Mais le conseil de prud’hommes, puis la cour d’appel, rejettent l’argumentation du salarié. Les juges estiment justifié ce motif mis en avant par l’employeur. S’ils rappellent que le salarié est en droit d’établir sa résidence familiale « où bon lui semble, dès lors que son contrat de travail ne contient aucune clause spécifique sur la question », cela ne l’exempt pas de faire preuve de loyauté dans l’exécution de son contrat de travail.

Il n’est dès lors pas reproché au salarié de s’être éloigné de son lieu de travail.
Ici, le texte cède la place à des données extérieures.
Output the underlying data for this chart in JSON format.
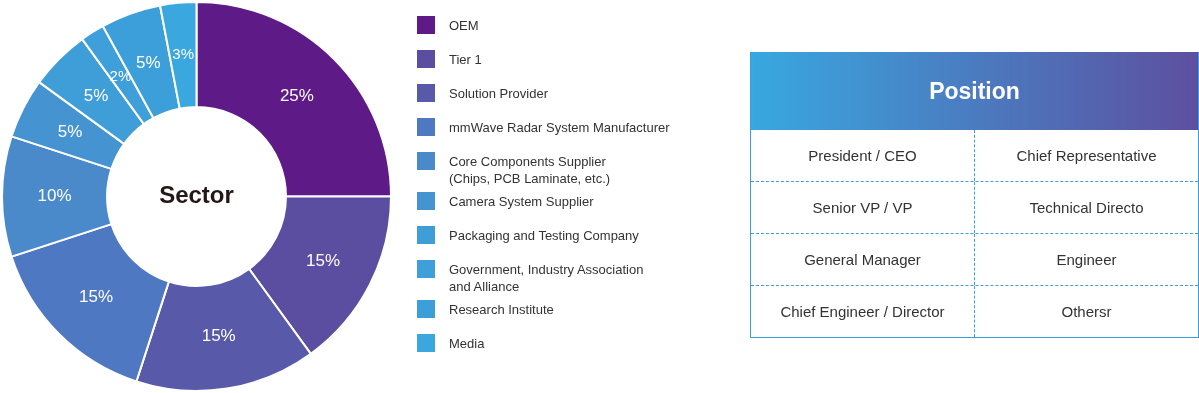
{
  "chart_data": [
    {
      "type": "donut",
      "title": "Sector",
      "categories": [
        "OEM",
        "Tier 1",
        "Solution Provider",
        "mmWave Radar System Manufacturer",
        "Core Components Supplier\n(Chips, PCB Laminate, etc.)",
        "Camera System Supplier",
        "Packaging and Testing Company",
        "Government, Industry Association\nand Alliance",
        "Research Institute",
        "Media"
      ],
      "values": [
        25,
        15,
        15,
        15,
        10,
        5,
        5,
        2,
        5,
        3
      ],
      "colors": [
        "#5e1a86",
        "#5b4d9f",
        "#5859a8",
        "#4f78c2",
        "#4a8acb",
        "#4693d1",
        "#3f9ed8",
        "#3e9fda",
        "#3d9fd9",
        "#3aa7df"
      ],
      "value_labels": [
        "25%",
        "15%",
        "15%",
        "15%",
        "10%",
        "5%",
        "5%",
        "2%",
        "5%",
        "3%"
      ],
      "legend": "right"
    },
    {
      "type": "other",
      "title": "Position",
      "annotations": [
        "President / CEO",
        "Chief Representative",
        "Senior VP / VP",
        "Technical Directo",
        "General Manager",
        "Engineer",
        "Chief Engineer / Director",
        "Othersr"
      ]
    }
  ]
}
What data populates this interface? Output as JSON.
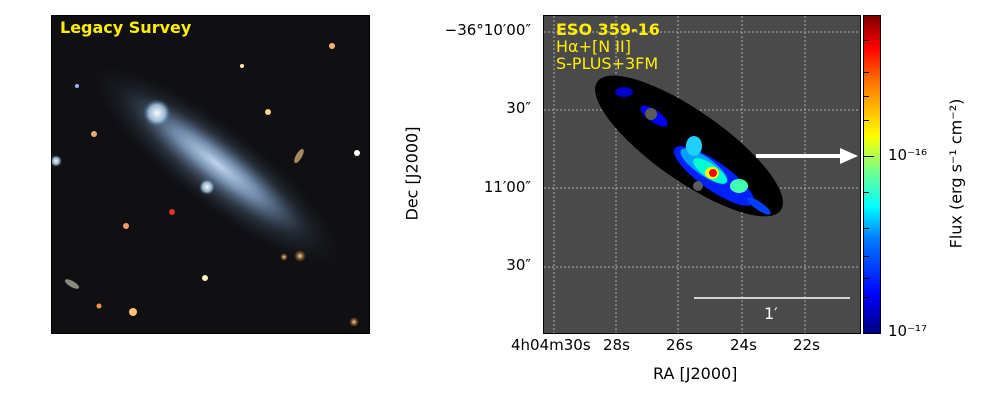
{
  "left_panel": {
    "title": "Legacy Survey"
  },
  "right_panel": {
    "overlay": {
      "object_name": "ESO 359-16",
      "filter_label": "Hα+[N II]",
      "survey_label": "S-PLUS+3FM"
    },
    "dec_ticks": [
      "−36°10′00″",
      "30″",
      "11′00″",
      "30″"
    ],
    "ra_ticks": [
      "4h04m30s",
      "28s",
      "26s",
      "24s",
      "22s"
    ],
    "ylabel": "Dec [J2000]",
    "xlabel": "RA [J2000]",
    "scale_bar_label": "1′"
  },
  "colorbar": {
    "label": "Flux (erg s⁻¹ cm⁻²)",
    "ticks": [
      "10⁻¹⁶",
      "10⁻¹⁷"
    ],
    "colors": [
      "#00007f",
      "#0000ff",
      "#00ffff",
      "#ffff00",
      "#ff0000",
      "#7f0000"
    ]
  }
}
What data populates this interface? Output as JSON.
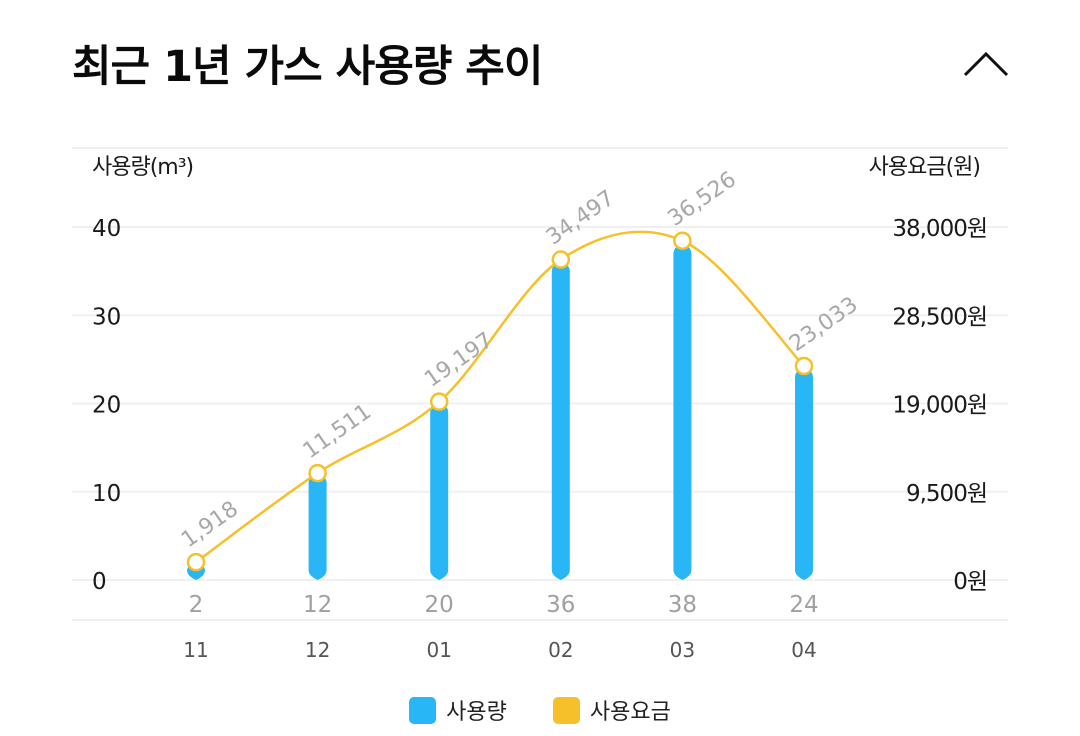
{
  "header": {
    "title": "최근 1년 가스 사용량 추이",
    "collapse_icon": "chevron-up-icon"
  },
  "colors": {
    "usage_bar": "#29b6f6",
    "fee_line": "#f5c02a",
    "gridline": "#f0f0f0"
  },
  "chart_data": {
    "type": "bar",
    "title": "최근 1년 가스 사용량 추이",
    "categories": [
      "11",
      "12",
      "01",
      "02",
      "03",
      "04"
    ],
    "ylabel": "사용량(m³)",
    "y2label": "사용요금(원)",
    "ylim": [
      0,
      40
    ],
    "y2lim": [
      0,
      38000
    ],
    "yticks": [
      "0",
      "10",
      "20",
      "30",
      "40"
    ],
    "y2ticks": [
      "0원",
      "9,500원",
      "19,000원",
      "28,500원",
      "38,000원"
    ],
    "grid": true,
    "legend_position": "bottom",
    "series": [
      {
        "name": "사용량",
        "type": "bar",
        "axis": "left",
        "values": [
          2,
          12,
          20,
          36,
          38,
          24
        ],
        "labels": [
          "2",
          "12",
          "20",
          "36",
          "38",
          "24"
        ]
      },
      {
        "name": "사용요금",
        "type": "line",
        "axis": "right",
        "smooth": true,
        "values": [
          1918,
          11511,
          19197,
          34497,
          36526,
          23033
        ],
        "labels": [
          "1,918",
          "11,511",
          "19,197",
          "34,497",
          "36,526",
          "23,033"
        ]
      }
    ]
  },
  "legend": [
    {
      "label": "사용량",
      "color": "#29b6f6"
    },
    {
      "label": "사용요금",
      "color": "#f5c02a"
    }
  ]
}
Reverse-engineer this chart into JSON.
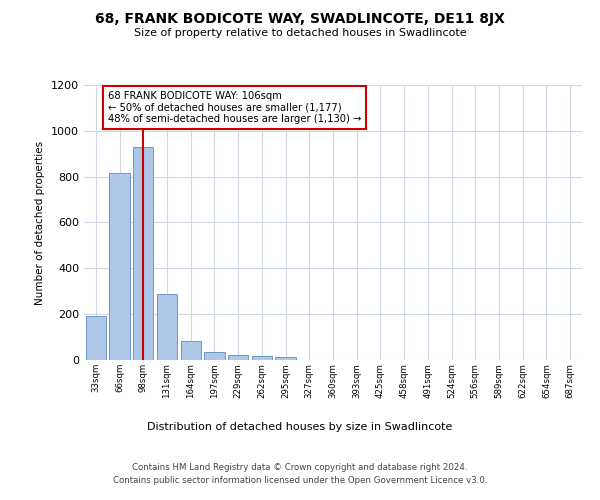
{
  "title": "68, FRANK BODICOTE WAY, SWADLINCOTE, DE11 8JX",
  "subtitle": "Size of property relative to detached houses in Swadlincote",
  "xlabel": "Distribution of detached houses by size in Swadlincote",
  "ylabel": "Number of detached properties",
  "bin_labels": [
    "33sqm",
    "66sqm",
    "98sqm",
    "131sqm",
    "164sqm",
    "197sqm",
    "229sqm",
    "262sqm",
    "295sqm",
    "327sqm",
    "360sqm",
    "393sqm",
    "425sqm",
    "458sqm",
    "491sqm",
    "524sqm",
    "556sqm",
    "589sqm",
    "622sqm",
    "654sqm",
    "687sqm"
  ],
  "bar_values": [
    190,
    815,
    930,
    290,
    85,
    35,
    20,
    18,
    12,
    0,
    0,
    0,
    0,
    0,
    0,
    0,
    0,
    0,
    0,
    0,
    0
  ],
  "bar_color": "#aec6e8",
  "bar_edge_color": "#5a8fc0",
  "ylim": [
    0,
    1200
  ],
  "yticks": [
    0,
    200,
    400,
    600,
    800,
    1000,
    1200
  ],
  "property_bin_index": 2,
  "vline_color": "#cc0000",
  "annotation_text": "68 FRANK BODICOTE WAY: 106sqm\n← 50% of detached houses are smaller (1,177)\n48% of semi-detached houses are larger (1,130) →",
  "annotation_box_color": "#ffffff",
  "annotation_box_edge": "#cc0000",
  "footer_line1": "Contains HM Land Registry data © Crown copyright and database right 2024.",
  "footer_line2": "Contains public sector information licensed under the Open Government Licence v3.0.",
  "background_color": "#ffffff",
  "grid_color": "#d0d8e8"
}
La cour d’appel relève à cet effet que « de manière pertinente le conseil de prud’hommes a fait remarquer que la lettre de licenciement ne reprochait pas au salarié son déménagement mais ses trajets domicile-travail pendant son temps de travail ».

Ce qui lui est reproché est d’avoir outrepassé ce que l’autonomie dans l’organisation de son temps de travail suppose dans le cadre d’une convention de forfait en jours, et d’avoir ainsi fait preuve de déloyauté. « Cette autonomie ne doit pas méconnaître les amplitudes légales obligatoires que l’employeur est d’ailleurs tenu de contrôler, ni l’obligation contractuelle de réaliser le temps de travail convenu en jours ».

Dès lors, estime la cour d’appel, « en mettant en place une organisation de son temps de travail qui ne permet pas de respecter ses obligations, et fait courir des risques juridiques à l’employeur, sans lui en référer, et en mentant sur sa présence sur un chantier, le salarié a effectivement fait preuve de déloyauté ».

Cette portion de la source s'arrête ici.